Target paired with Chip Ganassi as a racing sponsor back in 1990 and has developed a Chicago-based team of drivers and cars that compete around the country. In "Driven," the Target team is part of the group of racing competitors. The retailer secured its prominent place in the film in exchange for the use of its car, team and access to the pit in Chicago.
The Nextel car's role in the Stallone movie was a natural since the company also already sponsors a car in the PacWest Racing Group, said Kevin Flynn, Nextel's vice president for Minnesota and Wisconsin. "The Nextel car is real and races all over" with Brazilian driver Mauricio Gugelmin at the wheel, Flynn said. Many scenes in "Driven" were shot at real races.
Nextel, a provider of all-digital wireless service, has waded into product placement before, with, among others, minor roles in "Baywatch." But "Driven" represents a much larger role, for which Reston, Va.-based Nextel paid a fee (it won't say how much). Typically, companies seeking to get their products into film or television pay the agency that secures the deal and provide products or services for the production company.

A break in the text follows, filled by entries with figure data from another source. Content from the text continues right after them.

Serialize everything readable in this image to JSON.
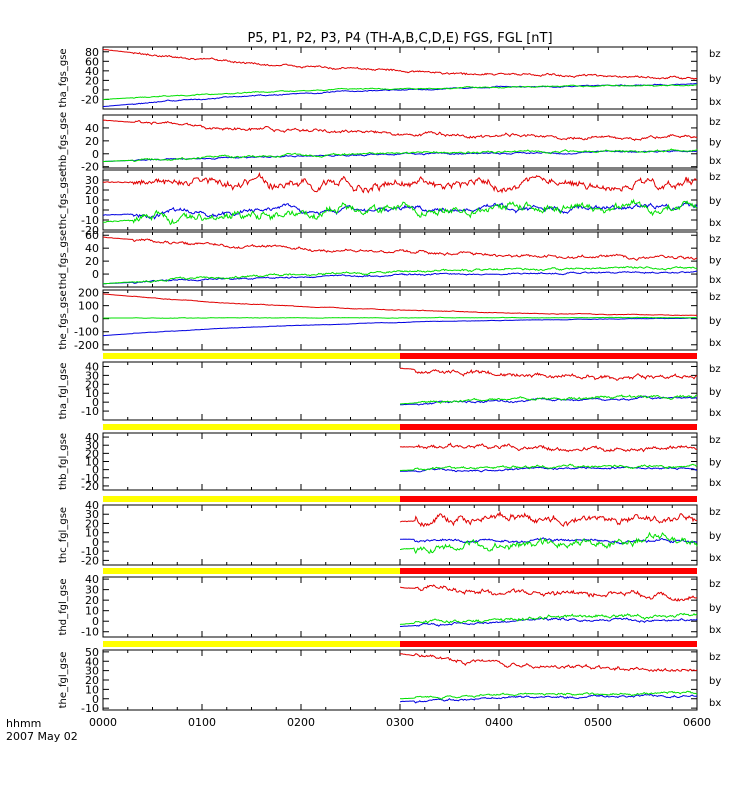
{
  "title": "P5, P1, P2, P3, P4 (TH-A,B,C,D,E) FGS, FGL [nT]",
  "colors": {
    "bz": "#e00000",
    "by": "#00e000",
    "bx": "#0000e0",
    "mode_slow": "#ffff00",
    "mode_fast": "#ff0000"
  },
  "footer": {
    "xlabel": "hhmm",
    "date": "2007 May 02"
  },
  "chart_data": {
    "type": "line",
    "x_range": [
      "0000",
      "0600"
    ],
    "x_ticks": [
      "0000",
      "0100",
      "0200",
      "0300",
      "0400",
      "0500",
      "0600"
    ],
    "mode_bar": {
      "slow_until": "0300",
      "fast_from": "0300"
    },
    "panels": [
      {
        "ylabel": "tha_fgs_gse",
        "ylim": [
          -40,
          90
        ],
        "yticks": [
          "80",
          "60",
          "40",
          "20",
          "0",
          "-20"
        ],
        "series": [
          {
            "name": "bz",
            "start": 85,
            "end": 25,
            "noise": 3
          },
          {
            "name": "by",
            "start": -20,
            "end": 10,
            "noise": 1.5
          },
          {
            "name": "bx",
            "start": -35,
            "end": 12,
            "noise": 1.5
          }
        ]
      },
      {
        "ylabel": "thb_fgs_gse",
        "ylim": [
          -22,
          60
        ],
        "yticks": [
          "40",
          "20",
          "0",
          "-20"
        ],
        "series": [
          {
            "name": "bz",
            "start": 52,
            "end": 25,
            "noise": 3
          },
          {
            "name": "by",
            "start": -12,
            "end": 5,
            "noise": 2
          },
          {
            "name": "bx",
            "start": -12,
            "end": 3,
            "noise": 1.5
          }
        ]
      },
      {
        "ylabel": "thc_fgs_gse",
        "ylim": [
          -20,
          40
        ],
        "yticks": [
          "30",
          "20",
          "10",
          "0",
          "-10",
          "-20"
        ],
        "series": [
          {
            "name": "bz",
            "start": 28,
            "end": 25,
            "noise": 5
          },
          {
            "name": "by",
            "start": -12,
            "end": 3,
            "noise": 5
          },
          {
            "name": "bx",
            "start": -5,
            "end": 2,
            "noise": 3
          }
        ]
      },
      {
        "ylabel": "thd_fgs_gse",
        "ylim": [
          -20,
          65
        ],
        "yticks": [
          "60",
          "40",
          "20",
          "0"
        ],
        "series": [
          {
            "name": "bz",
            "start": 57,
            "end": 25,
            "noise": 3
          },
          {
            "name": "by",
            "start": -15,
            "end": 10,
            "noise": 2
          },
          {
            "name": "bx",
            "start": -15,
            "end": 3,
            "noise": 1.5
          }
        ]
      },
      {
        "ylabel": "the_fgs_gse",
        "ylim": [
          -240,
          220
        ],
        "yticks": [
          "200",
          "100",
          "0",
          "-100",
          "-200"
        ],
        "series": [
          {
            "name": "bz",
            "start": 190,
            "end": 25,
            "noise": 3
          },
          {
            "name": "by",
            "start": 5,
            "end": 8,
            "noise": 2
          },
          {
            "name": "bx",
            "start": -130,
            "end": 5,
            "noise": 2
          }
        ]
      },
      {
        "ylabel": "tha_fgl_gse",
        "ylim": [
          -20,
          45
        ],
        "yticks": [
          "40",
          "30",
          "20",
          "10",
          "0",
          "-10"
        ],
        "series": [
          {
            "name": "bz",
            "start": 38,
            "end": 28,
            "noise": 3
          },
          {
            "name": "by",
            "start": -2,
            "end": 6,
            "noise": 2
          },
          {
            "name": "bx",
            "start": -3,
            "end": 4,
            "noise": 1.5
          }
        ]
      },
      {
        "ylabel": "thb_fgl_gse",
        "ylim": [
          -25,
          45
        ],
        "yticks": [
          "40",
          "30",
          "20",
          "10",
          "0",
          "-10",
          "-20"
        ],
        "series": [
          {
            "name": "bz",
            "start": 28,
            "end": 25,
            "noise": 3
          },
          {
            "name": "by",
            "start": -1,
            "end": 5,
            "noise": 2
          },
          {
            "name": "bx",
            "start": -2,
            "end": 2,
            "noise": 1.5
          }
        ]
      },
      {
        "ylabel": "thc_fgl_gse",
        "ylim": [
          -25,
          40
        ],
        "yticks": [
          "40",
          "30",
          "20",
          "10",
          "0",
          "-10",
          "-20"
        ],
        "series": [
          {
            "name": "bz",
            "start": 22,
            "end": 26,
            "noise": 5
          },
          {
            "name": "by",
            "start": -8,
            "end": 2,
            "noise": 5
          },
          {
            "name": "bx",
            "start": 3,
            "end": 1,
            "noise": 2
          }
        ]
      },
      {
        "ylabel": "thd_fgl_gse",
        "ylim": [
          -15,
          42
        ],
        "yticks": [
          "40",
          "30",
          "20",
          "10",
          "0",
          "-10"
        ],
        "series": [
          {
            "name": "bz",
            "start": 32,
            "end": 25,
            "noise": 3
          },
          {
            "name": "by",
            "start": -3,
            "end": 6,
            "noise": 2
          },
          {
            "name": "bx",
            "start": -5,
            "end": 2,
            "noise": 1.5
          }
        ]
      },
      {
        "ylabel": "the_fgl_gse",
        "ylim": [
          -12,
          52
        ],
        "yticks": [
          "50",
          "40",
          "30",
          "20",
          "10",
          "0",
          "-10"
        ],
        "series": [
          {
            "name": "bz",
            "start": 48,
            "end": 30,
            "noise": 2.5
          },
          {
            "name": "by",
            "start": 0,
            "end": 6,
            "noise": 1.5
          },
          {
            "name": "bx",
            "start": -3,
            "end": 3,
            "noise": 1.5
          }
        ]
      }
    ]
  }
}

"It's usually far less about cash than people might realize. In my experience, it's almost always an in-kind type of thing," said Randy Adamsick, executive director of the Minnesota Film Board. "In the 'Mighty Ducks,' for example, (the filmmakers) got all the Christian Brothers hockey sticks they could use," he said, in exchange for exposure in the film.
Hollywood has become savvy at finding corporate tie-ins. As soon as a project secures funding, scripts are sent to product-placement agencies and to companies that have their own in-house placement departments, such as Eastman Kodak Co. and Anheuser-Busch Companies.
The agencies and companies look for areas where their products might fit.
Then negotiations begin. A car company, for example, might agree to provide cars both for on-camera and behind-the-scenes use during production. BMW maintains a fleet in Los Angeles just for that purpose.
The film producer shops for a company that will develop a promotion with ties to the film in hopes of pulling audiences to theaters. The company seeking to place its product ultimately wants to boost sales.
"To be most effective, placement should be a seamless fit with the script, part of an aura of reality," Dahlquist said. "If it's overdone, the audience looks at it as an ad.
"It works best with lesser-known companies, such as Reese's Pieces in 'E.T.' or Red Stripe Beer in 'The Firm,'" he said. For a company that already has strong product recognition, such as Federal Express, the value may simply be the power to keep a competitor out, he said.
Anheuser-Busch, Mercedes Benz and Ford Motor Co. are product-placement leaders, Dahlquist said.
Many companies seeking TV exposure are returning to the days of production sponsorship, which allows them to have a strong role in the production at a time when technology may allow consumers to bypass commercials.